Of course, for her the event was probably limited to – if I hit the button twice the light comes on and the cup turns around. I truly doubt at two years old that there is any understanding of the inner workings of a microwave, or even possibly that the microwave imparts heat into the object inside. For her it is simply that if I push this button, the light comes on, things move around and people are happy. Fine – it still gets the job done and the result is the same regardless of the level of understanding and belief. Of course, as our granddaughter ages she will gain a fuller understanding of microwaves and so her ability to influence the outcome and achieve specific desires will increase.
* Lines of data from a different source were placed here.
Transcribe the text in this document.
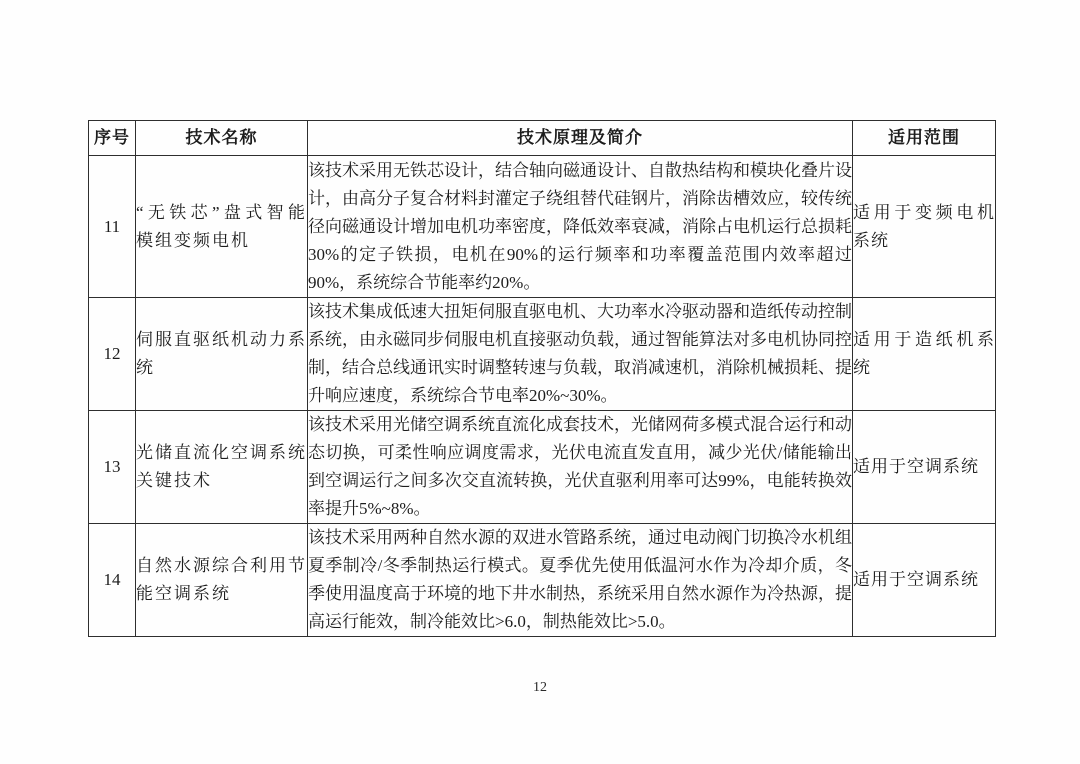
序号	技术名称	技术原理及简介	适用范围
11	“无铁芯”盘式智能模组变频电机	该技术采用无铁芯设计，结合轴向磁通设计、自散热结构和模块化叠片设计，由高分子复合材料封灌定子绕组替代硅钢片，消除齿槽效应，较传统径向磁通设计增加电机功率密度，降低效率衰减，消除占电机运行总损耗30%的定子铁损，电机在90%的运行频率和功率覆盖范围内效率超过90%，系统综合节能率约20%。	适用于变频电机系统
12	伺服直驱纸机动力系统	该技术集成低速大扭矩伺服直驱电机、大功率水冷驱动器和造纸传动控制系统，由永磁同步伺服电机直接驱动负载，通过智能算法对多电机协同控制，结合总线通讯实时调整转速与负载，取消减速机，消除机械损耗、提升响应速度，系统综合节电率20%~30%。	适用于造纸机系统
13	光储直流化空调系统关键技术	该技术采用光储空调系统直流化成套技术，光储网荷多模式混合运行和动态切换，可柔性响应调度需求，光伏电流直发直用，减少光伏/储能输出到空调运行之间多次交直流转换，光伏直驱利用率可达99%，电能转换效率提升5%~8%。	适用于空调系统
14	自然水源综合利用节能空调系统	该技术采用两种自然水源的双进水管路系统，通过电动阀门切换冷水机组夏季制冷/冬季制热运行模式。夏季优先使用低温河水作为冷却介质，冬季使用温度高于环境的地下井水制热，系统采用自然水源作为冷热源，提高运行能效，制冷能效比>6.0，制热能效比>5.0。	适用于空调系统
12
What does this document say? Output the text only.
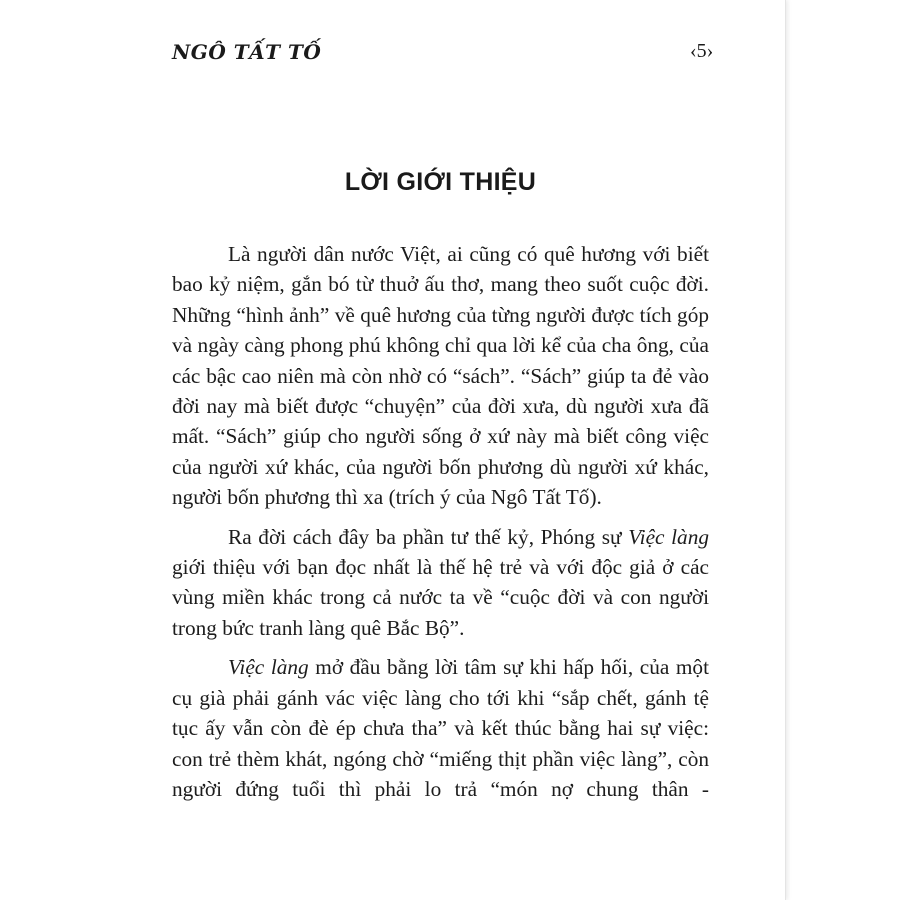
NGÔ TẤT TỐ	‹5›

LỜI GIỚI THIỆU

Là người dân nước Việt, ai cũng có quê hương với biết bao kỷ niệm, gắn bó từ thuở ấu thơ, mang theo suốt cuộc đời. Những “hình ảnh” về quê hương của từng người được tích góp và ngày càng phong phú không chỉ qua lời kể của cha ông, của các bậc cao niên mà còn nhờ có “sách”. “Sách” giúp ta đẻ vào đời nay mà biết được “chuyện” của đời xưa, dù người xưa đã mất. “Sách” giúp cho người sống ở xứ này mà biết công việc của người xứ khác, của người bốn phương dù người xứ khác, người bốn phương thì xa (trích ý của Ngô Tất Tố).

Ra đời cách đây ba phần tư thế kỷ, Phóng sự Việc làng giới thiệu với bạn đọc nhất là thế hệ trẻ và với độc giả ở các vùng miền khác trong cả nước ta về “cuộc đời và con người trong bức tranh làng quê Bắc Bộ”.

Việc làng mở đầu bằng lời tâm sự khi hấp hối, của một cụ già phải gánh vác việc làng cho tới khi “sắp chết, gánh tệ tục ấy vẫn còn đè ép chưa tha” và kết thúc bằng hai sự việc: con trẻ thèm khát, ngóng chờ “miếng thịt phần việc làng”, còn người đứng tuổi thì phải lo trả “món nợ chung thân -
When I got back into meditation a few years back I underwent a similar learning process. I had read a few books on mindfulness, beginning with my first and favourite book “Mindfulness for life” by McKenzie and Hassed. This book appeals to the logical side of my mind and allowed me to gain a good initial understanding of what was happening behind the scenes with mindfulness and how it could apply to my life. As a result of that and further reading, I had decided that the “reading” stage of my education had progressed far enough and that the “doing” stage of my education should commence. Coincidentally at that stage two wonderful instructors in town were a holding a series of mindfulness courses and I signed up and went along.
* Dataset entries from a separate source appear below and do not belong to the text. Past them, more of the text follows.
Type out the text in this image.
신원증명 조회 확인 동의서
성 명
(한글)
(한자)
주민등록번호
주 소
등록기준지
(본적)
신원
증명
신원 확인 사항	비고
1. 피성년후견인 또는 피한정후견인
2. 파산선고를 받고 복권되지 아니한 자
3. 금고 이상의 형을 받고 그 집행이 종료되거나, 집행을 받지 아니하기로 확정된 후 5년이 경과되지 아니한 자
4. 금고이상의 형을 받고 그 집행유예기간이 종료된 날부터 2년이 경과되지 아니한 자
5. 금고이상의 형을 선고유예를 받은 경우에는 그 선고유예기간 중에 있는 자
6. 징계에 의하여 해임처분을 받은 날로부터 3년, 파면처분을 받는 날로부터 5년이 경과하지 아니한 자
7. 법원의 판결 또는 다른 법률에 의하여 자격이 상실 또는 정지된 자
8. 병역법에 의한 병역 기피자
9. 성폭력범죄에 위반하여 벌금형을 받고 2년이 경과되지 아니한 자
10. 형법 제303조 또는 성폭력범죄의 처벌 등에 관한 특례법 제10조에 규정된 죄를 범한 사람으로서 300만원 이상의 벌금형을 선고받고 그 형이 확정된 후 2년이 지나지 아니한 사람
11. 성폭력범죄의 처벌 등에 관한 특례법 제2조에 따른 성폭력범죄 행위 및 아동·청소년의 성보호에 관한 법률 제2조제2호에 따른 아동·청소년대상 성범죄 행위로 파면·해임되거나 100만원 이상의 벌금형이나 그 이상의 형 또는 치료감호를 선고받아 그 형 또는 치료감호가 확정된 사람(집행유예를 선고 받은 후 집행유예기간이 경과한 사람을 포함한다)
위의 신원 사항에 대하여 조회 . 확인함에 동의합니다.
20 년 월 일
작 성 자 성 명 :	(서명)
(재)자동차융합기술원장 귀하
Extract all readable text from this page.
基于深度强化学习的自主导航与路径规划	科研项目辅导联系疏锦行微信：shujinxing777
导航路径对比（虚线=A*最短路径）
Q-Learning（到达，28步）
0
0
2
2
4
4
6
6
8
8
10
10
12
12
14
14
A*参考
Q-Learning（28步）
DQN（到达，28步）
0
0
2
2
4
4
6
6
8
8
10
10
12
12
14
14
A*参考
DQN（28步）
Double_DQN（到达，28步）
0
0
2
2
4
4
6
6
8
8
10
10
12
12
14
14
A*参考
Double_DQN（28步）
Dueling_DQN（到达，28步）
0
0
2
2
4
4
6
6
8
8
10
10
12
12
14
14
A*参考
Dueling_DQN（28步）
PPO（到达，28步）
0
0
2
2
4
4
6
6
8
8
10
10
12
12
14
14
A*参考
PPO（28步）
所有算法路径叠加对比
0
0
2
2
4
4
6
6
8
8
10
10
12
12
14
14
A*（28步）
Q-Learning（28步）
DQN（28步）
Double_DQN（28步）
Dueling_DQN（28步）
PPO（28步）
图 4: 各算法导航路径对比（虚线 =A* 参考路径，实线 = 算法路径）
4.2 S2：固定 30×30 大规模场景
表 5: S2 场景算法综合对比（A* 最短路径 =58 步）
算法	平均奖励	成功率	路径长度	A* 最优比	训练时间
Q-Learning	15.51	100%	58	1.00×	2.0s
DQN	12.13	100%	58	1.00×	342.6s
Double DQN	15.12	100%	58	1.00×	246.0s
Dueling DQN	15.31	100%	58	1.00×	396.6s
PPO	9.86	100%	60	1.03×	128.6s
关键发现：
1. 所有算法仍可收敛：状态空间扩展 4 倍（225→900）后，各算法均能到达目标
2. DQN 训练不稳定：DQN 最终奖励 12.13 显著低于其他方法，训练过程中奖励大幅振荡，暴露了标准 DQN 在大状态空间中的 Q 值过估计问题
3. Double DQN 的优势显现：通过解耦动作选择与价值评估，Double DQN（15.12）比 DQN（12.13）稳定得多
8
A part of mindfulness practice is meditation and so I began to meditate for 20 minutes every morning. I had been told that it would be about two months before I noticed any real difference in my daily life but that the work was necessary and would be beneficial. Like the good student I was trying to be, and out of a genuine desire to discover this difference in my life, I commenced my daily meditation.

 

Rocks coloured
We all meditate differently…what works best for you?

Now we all meditate differently but for me it works as follows:
– Be awake early enough to meditate without being rushed
– Sit up in a straight-backed chair with legs together and comfortable
– Be in a place where I can feel the sun or the wind
– Be in a place where there is random noise – the more the better
I then go through series of small filtering exercises and practice not getting attached to any particular sound or even naming them. I just notice them and let them go. There is more to it of course but for now I will just focus on the basics.
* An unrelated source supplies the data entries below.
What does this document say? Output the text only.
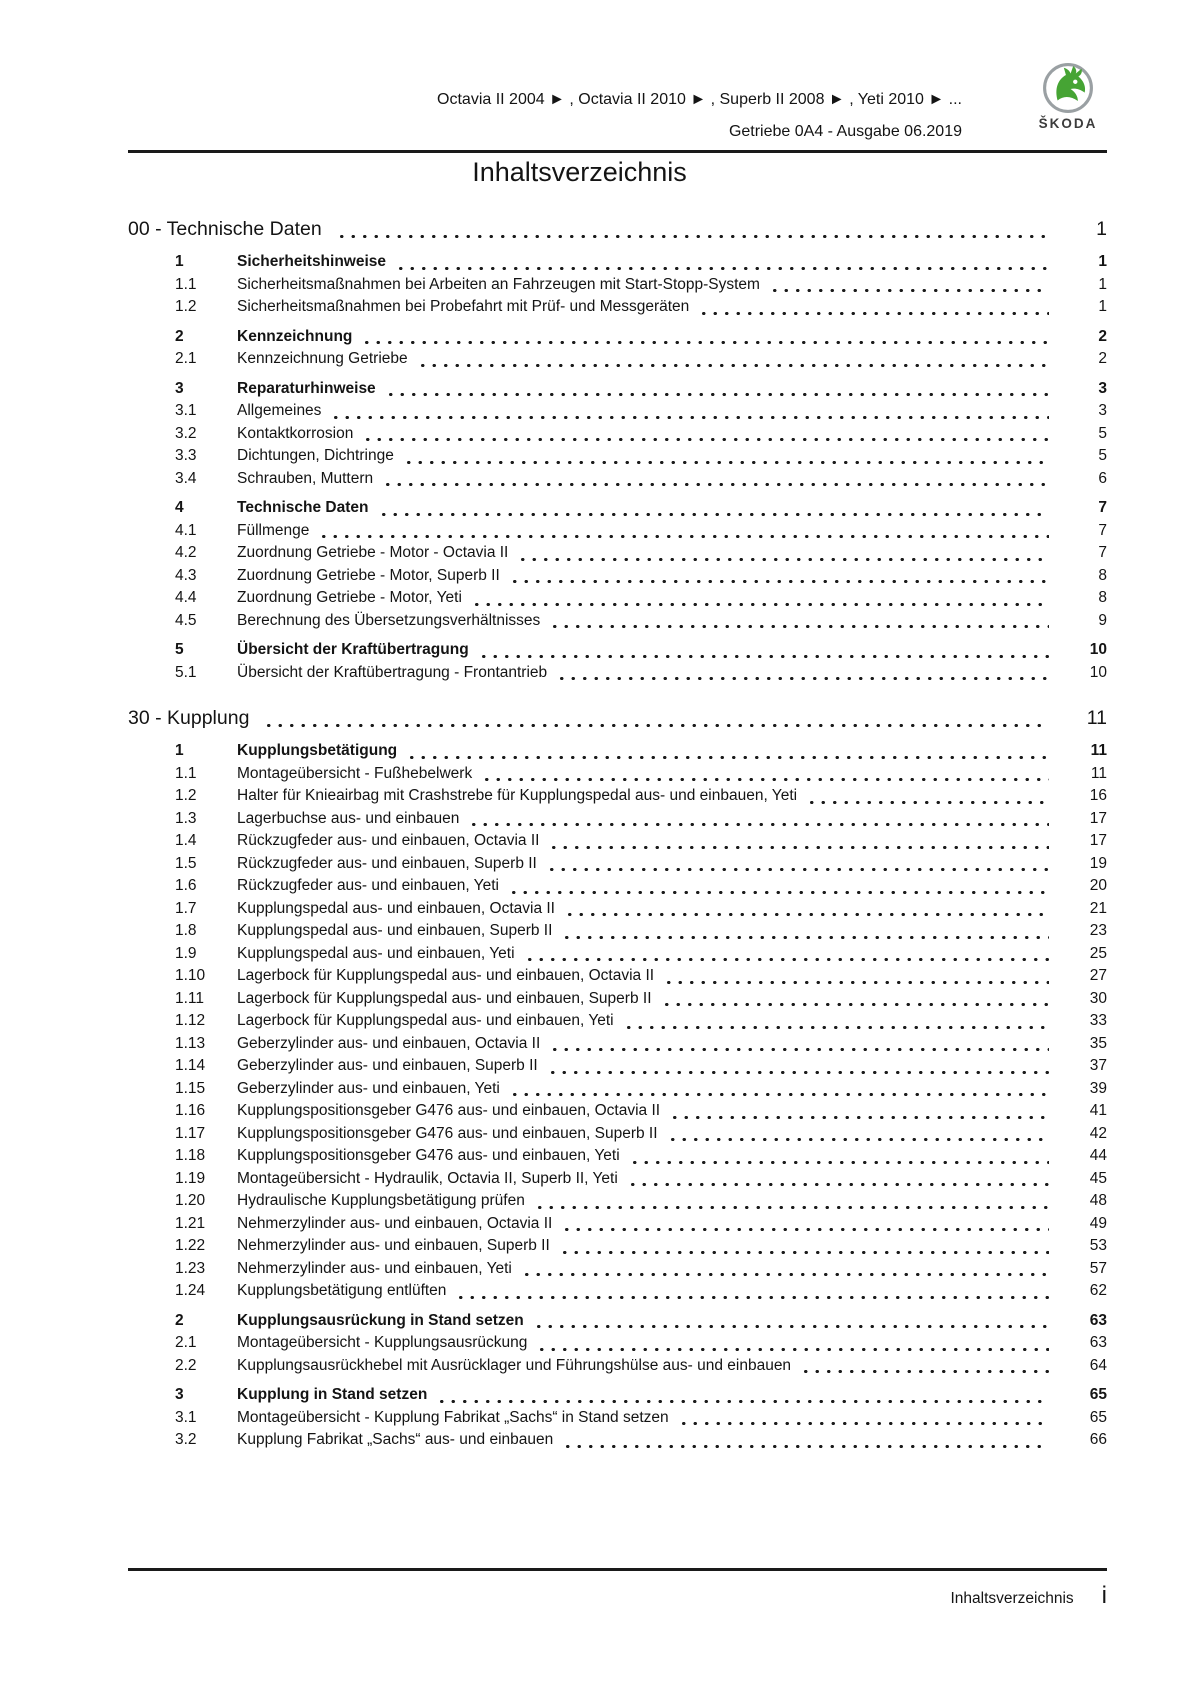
Octavia II 2004 ► , Octavia II 2010 ► , Superb II 2008 ► , Yeti 2010 ► ...
Getriebe 0A4 - Ausgabe 06.2019	ŠKODA
Inhaltsverzeichnis
00 - Technische Daten	1
1	Sicherheitshinweise	1
1.1	Sicherheitsmaßnahmen bei Arbeiten an Fahrzeugen mit Start-Stopp-System	1
1.2	Sicherheitsmaßnahmen bei Probefahrt mit Prüf- und Messgeräten	1
2	Kennzeichnung	2
2.1	Kennzeichnung Getriebe	2
3	Reparaturhinweise	3
3.1	Allgemeines	3
3.2	Kontaktkorrosion	5
3.3	Dichtungen, Dichtringe	5
3.4	Schrauben, Muttern	6
4	Technische Daten	7
4.1	Füllmenge	7
4.2	Zuordnung Getriebe - Motor - Octavia II	7
4.3	Zuordnung Getriebe - Motor, Superb II	8
4.4	Zuordnung Getriebe - Motor, Yeti	8
4.5	Berechnung des Übersetzungsverhältnisses	9
5	Übersicht der Kraftübertragung	10
5.1	Übersicht der Kraftübertragung - Frontantrieb	10
30 - Kupplung	11
1	Kupplungsbetätigung	11
1.1	Montageübersicht - Fußhebelwerk	11
1.2	Halter für Knieairbag mit Crashstrebe für Kupplungspedal aus- und einbauen, Yeti	16
1.3	Lagerbuchse aus- und einbauen	17
1.4	Rückzugfeder aus- und einbauen, Octavia II	17
1.5	Rückzugfeder aus- und einbauen, Superb II	19
1.6	Rückzugfeder aus- und einbauen, Yeti	20
1.7	Kupplungspedal aus- und einbauen, Octavia II	21
1.8	Kupplungspedal aus- und einbauen, Superb II	23
1.9	Kupplungspedal aus- und einbauen, Yeti	25
1.10	Lagerbock für Kupplungspedal aus- und einbauen, Octavia II	27
1.11	Lagerbock für Kupplungspedal aus- und einbauen, Superb II	30
1.12	Lagerbock für Kupplungspedal aus- und einbauen, Yeti	33
1.13	Geberzylinder aus- und einbauen, Octavia II	35
1.14	Geberzylinder aus- und einbauen, Superb II	37
1.15	Geberzylinder aus- und einbauen, Yeti	39
1.16	Kupplungspositionsgeber G476 aus- und einbauen, Octavia II	41
1.17	Kupplungspositionsgeber G476 aus- und einbauen, Superb II	42
1.18	Kupplungspositionsgeber G476 aus- und einbauen, Yeti	44
1.19	Montageübersicht - Hydraulik, Octavia II, Superb II, Yeti	45
1.20	Hydraulische Kupplungsbetätigung prüfen	48
1.21	Nehmerzylinder aus- und einbauen, Octavia II	49
1.22	Nehmerzylinder aus- und einbauen, Superb II	53
1.23	Nehmerzylinder aus- und einbauen, Yeti	57
1.24	Kupplungsbetätigung entlüften	62
2	Kupplungsausrückung in Stand setzen	63
2.1	Montageübersicht - Kupplungsausrückung	63
2.2	Kupplungsausrückhebel mit Ausrücklager und Führungshülse aus- und einbauen	64
3	Kupplung in Stand setzen	65
3.1	Montageübersicht - Kupplung Fabrikat „Sachs“ in Stand setzen	65
3.2	Kupplung Fabrikat „Sachs“ aus- und einbauen	66
Inhaltsverzeichnis i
Each morning I would wake up early enough to do my meditation practice, to get through whatever my other morning tasks were and to get to work at the designated hour. Days turned into a week and weeks turned into a month. I continued my practice but didn’t notice any dramatic changes, nothing really seemed all that different. And then one day I noticed that I was coming home with more energy at the end of the day and things seemed a lot less stressful during the day. Things that cropped up that would have normally caused me stress now caused me less stress and some things didn’t raise a reaction at all. Things that did occur I could generally deal with and let go or put on hold and not worry about until I could get to them.

 

Man meditating smoke
Do what works for you

So in the end, like my granddaughter, I had learnt how before learning why. The gift for me was both increased acceptance of life and a sense of calm I felt throughout the day, though I didn’t really understand that when I first began to meditate. The ‘why’ I learnt later in my practice, though that didn’t stop me from receiving the gifts that came from my action and dedication. This is not my usual way of learning but in this instance it certainly paid benefits.

Is there something beneficial that you are putting of doing because you don’t fully understand the why behind the how? Perhaps now is the time to give it a go and see what gifts it gives you now and what understanding it gives you a little further down the track.

“Let your life be your message” Mahatma Gandhi.